The config for those extra features is stored in ~/.gsutil-extra.yml.

HTTPS URLs

https:// URLs are automatically transformed into their gs:// counterpart.

# normal gsutil
% gsutil ls https://console.cloud.google.com/storage/browser/my-bucket/foo
InvalidUrlError: Unrecognized scheme "https".

# gsutil-extra
% gsutil ls https://console.cloud.google.com/storage/browser/my-bucket/foo
gs://my-bucket/foo/bar-1.csv
gs://my-bucket/foo/bar-2.csv
gs://my-bucket/foo/bar-3.csv
...

See gs2http to transform gs:// URLs back to HTTPS in your browser.

Aliases

Aliases are stored in the config under the aliases key. They allow you to use a special @ syntax to save keystrokes on the paths you use the most often.

For example:

# in ~/.gsutil-extra.yml
aliases:
  b: my-bucket

If you then use a path that starts with @b anywhere in any gsutil command, it’ll replace it with gs://my-bucket.

# what you type
gsutil ls @b/banana

# what gsutil sees
gsutil ls gs://my-bucket/banana

Print all aliases with gsutil aliases:

$ gsutil aliases
@b = gs://my-bucket

git-like custom commands

If gsutil-foo is an executable in your $PATH, it’ll be called if you type gsutil foo ....

:latest shortcut

If you use :latest in a path component, it’s automatically replaced by the last one of the possible values, lexicographically sorted.

For example:

% gsutil ls gs://my-bucket/banana/foo
gs://my-bucket/banana/foo/2016/
gs://my-bucket/banana/foo/2017/
gs://my-bucket/banana/foo/2018/

# what you type
% gsutil ls gs://my-bucket/banana/foo/:latest/
# what gsutil sees
% gsutil ls gs://my-bucket/banana/foo/2018/

Aliases can include it as well:

aliases:
  lastbanana: my-bucket/banana/foo/:latest/

Note it’s slower than using the real value because we need to run a gsutil ls first to get all possible values.

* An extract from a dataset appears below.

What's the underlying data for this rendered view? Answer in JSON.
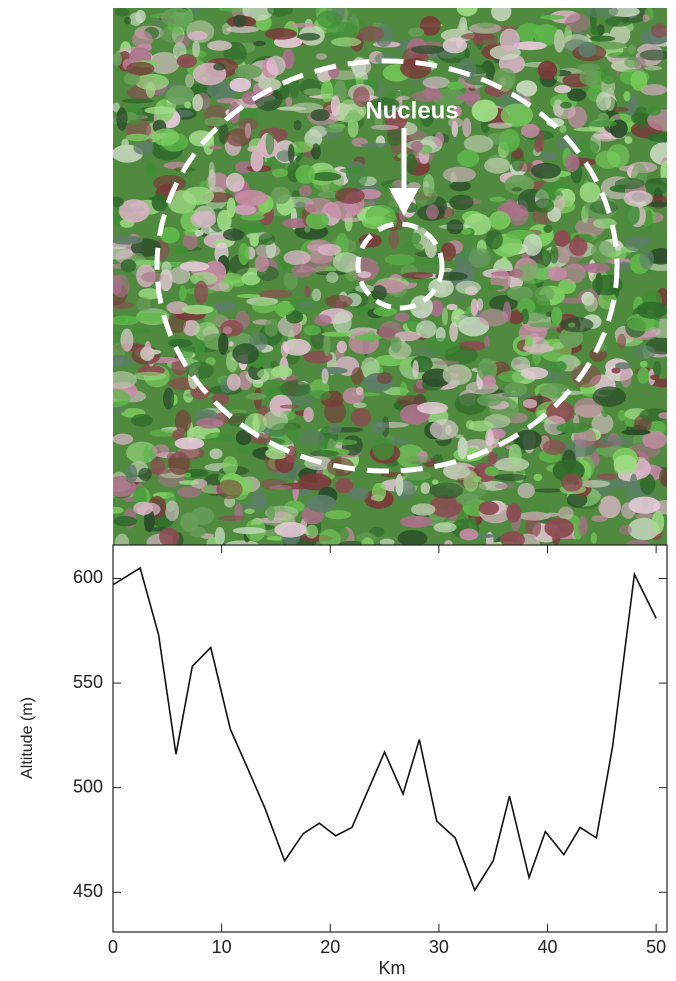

You can’t use :latest twice in the same URL.

Implicit arguments

If settings.always_parallelize is true in the config, a -m option is automatically prepended to cp, mv, and rm commands, if not already present.

# in ~/.gsutil-extra.yml
settings:
  always_parallelize: true
# what you type
gsutil cp mydir gs://foo/

# what gsutil sees
gsutil -m cp mydir gs://foo/

Bash completion

An experimental Bash completion script is provided (see gsutil-completion.bash) but it’s not compatible with Google Cloud’s. It only completes custom paths:

% gsutil ls @b/banana/foo/:latest/<tab>

# this is transformed into:
% gsutil ls gs://my-bucket/banana/foo/2018/

It doesn’t complete partial paths nor commands nor arguments.